The city council approved the measure and is taking bids for signs, and U.S. Route 412 was discussed as a possible location.

Sand Springs Police Chief Mike Carter then discussed the police department’s policing plan that started five years ago.

After riots and looting in Ferguson, Missouri in 2014, Carter started to look at police reform and what his department could do better to help others.

“I’m very proud of our community. This is our fifth year for the policing plan, and if you’ve been following the unrest with what happened to George Floyd in Minneapolis, there’s been a lot of talk about reform for police departments, as you see it every night on the news,” Carter said.

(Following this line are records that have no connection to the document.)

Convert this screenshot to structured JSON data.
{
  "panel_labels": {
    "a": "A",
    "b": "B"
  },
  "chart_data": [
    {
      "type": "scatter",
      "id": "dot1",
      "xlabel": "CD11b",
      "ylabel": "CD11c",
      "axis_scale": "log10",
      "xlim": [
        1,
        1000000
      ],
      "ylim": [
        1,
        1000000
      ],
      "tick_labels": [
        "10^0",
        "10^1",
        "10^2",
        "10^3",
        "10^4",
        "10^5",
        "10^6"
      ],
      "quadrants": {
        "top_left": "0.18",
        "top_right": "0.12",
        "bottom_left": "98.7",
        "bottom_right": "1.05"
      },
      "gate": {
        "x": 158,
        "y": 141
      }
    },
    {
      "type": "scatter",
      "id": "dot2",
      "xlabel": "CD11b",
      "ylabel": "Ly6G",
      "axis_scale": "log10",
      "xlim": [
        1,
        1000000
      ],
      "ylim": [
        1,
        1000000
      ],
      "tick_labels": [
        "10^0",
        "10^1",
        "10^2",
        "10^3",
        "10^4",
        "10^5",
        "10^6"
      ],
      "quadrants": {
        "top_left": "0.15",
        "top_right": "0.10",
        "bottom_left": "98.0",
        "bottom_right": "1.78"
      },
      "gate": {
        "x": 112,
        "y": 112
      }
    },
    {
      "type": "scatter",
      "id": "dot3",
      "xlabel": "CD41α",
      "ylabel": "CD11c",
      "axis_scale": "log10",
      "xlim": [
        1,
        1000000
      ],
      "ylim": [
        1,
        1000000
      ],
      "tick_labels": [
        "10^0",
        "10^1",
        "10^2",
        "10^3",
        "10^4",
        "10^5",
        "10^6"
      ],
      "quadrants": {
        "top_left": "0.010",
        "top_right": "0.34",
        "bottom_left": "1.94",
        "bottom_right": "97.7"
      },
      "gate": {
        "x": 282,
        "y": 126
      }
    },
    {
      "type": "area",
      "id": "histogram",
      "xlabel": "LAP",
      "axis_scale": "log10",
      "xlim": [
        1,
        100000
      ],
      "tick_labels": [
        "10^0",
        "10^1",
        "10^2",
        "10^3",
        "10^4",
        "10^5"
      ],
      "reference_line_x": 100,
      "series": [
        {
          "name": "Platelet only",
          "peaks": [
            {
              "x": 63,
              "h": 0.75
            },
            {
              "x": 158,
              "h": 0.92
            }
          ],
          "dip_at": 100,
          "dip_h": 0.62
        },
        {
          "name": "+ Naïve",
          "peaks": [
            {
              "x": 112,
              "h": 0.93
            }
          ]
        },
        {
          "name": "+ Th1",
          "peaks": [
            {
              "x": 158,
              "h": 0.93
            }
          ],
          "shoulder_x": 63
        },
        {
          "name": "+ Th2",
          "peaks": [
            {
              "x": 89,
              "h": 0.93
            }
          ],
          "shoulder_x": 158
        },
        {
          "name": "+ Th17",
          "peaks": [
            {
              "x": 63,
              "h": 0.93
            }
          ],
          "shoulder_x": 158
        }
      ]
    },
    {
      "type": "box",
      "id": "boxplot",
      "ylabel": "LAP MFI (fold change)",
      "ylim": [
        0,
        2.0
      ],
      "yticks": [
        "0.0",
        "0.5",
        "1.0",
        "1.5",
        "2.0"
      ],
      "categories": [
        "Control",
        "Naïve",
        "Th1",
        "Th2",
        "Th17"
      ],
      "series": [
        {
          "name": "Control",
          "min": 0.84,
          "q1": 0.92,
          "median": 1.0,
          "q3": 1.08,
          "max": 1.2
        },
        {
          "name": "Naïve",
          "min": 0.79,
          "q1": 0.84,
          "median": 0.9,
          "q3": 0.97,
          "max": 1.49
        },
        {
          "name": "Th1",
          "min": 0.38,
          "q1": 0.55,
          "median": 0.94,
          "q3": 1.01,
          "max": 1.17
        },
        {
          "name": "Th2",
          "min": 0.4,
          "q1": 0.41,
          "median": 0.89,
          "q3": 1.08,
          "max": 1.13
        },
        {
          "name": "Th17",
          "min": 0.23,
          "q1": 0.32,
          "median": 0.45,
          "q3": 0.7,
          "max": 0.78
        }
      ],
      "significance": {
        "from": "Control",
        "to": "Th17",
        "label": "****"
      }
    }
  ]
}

Carter is five years into the city’s policing plan, and some cities are just now discussing a plan.

Carter discussed some of the issues they have implemented and some they are currently looking to adopt into the plan. The Chief mentioned an officer’s duty to intervene if another officer is using excessive force, not shooting into moving vehicles, de-escalating situations, required verbal warnings before firing a weapon, and banning chokeholds.

Sand Springs also purchased leg restraints, and Carter said that could have prevented George Floyd’s death, stating that the officer might have thought Floyd could get up and run. Carter also denounced the officer’s use of force on Floyd. On May 25, Floyd was killed during an arrest when a Minneapolis officer allegedly suffocated Floyd with a knee to Floyd’s neck area.

The PD is also going to hold all video data for five years. In the past, police kept video for 90 days, and Carter wants to be as transparent as possible. He also bought pepper ball guns, and Sand Springs officers had them on hand while working President Donald Trump’s Tulsa rally Saturday, June 20 at the BOK, but they did not have to use them.

“Community outreach – one of the things we want to do is talk to our citizens. Sometimes, we in government need to do a better job of listening. We’ve come up with a plan where we provide all of the homeowner’s associations to meet at the police department for free… It’s a great opportunity for the police department to meet with our citizens and hear their concerns and take actions on those concerns,” Carter said.

The PD also has a drug take-back program, where citizens can turn in unwanted or found medication. The PD has two large mailbox-like boxes outside of the Billie A. Hall Public Safety Center.

Earlier in the meeting, the city council voted down the special use permit for a medical marijuana processing plant in an old daycare center, located at 801 Long Street, but they approved a different processing plant and a dispensary.

The council approved Ordinance No. 1351 which would require businesses in Sand Springs to file for a business license. The license would be free and would need to be renewed yearly. The license allows the city have a registry of businesses with contact information for emergencies.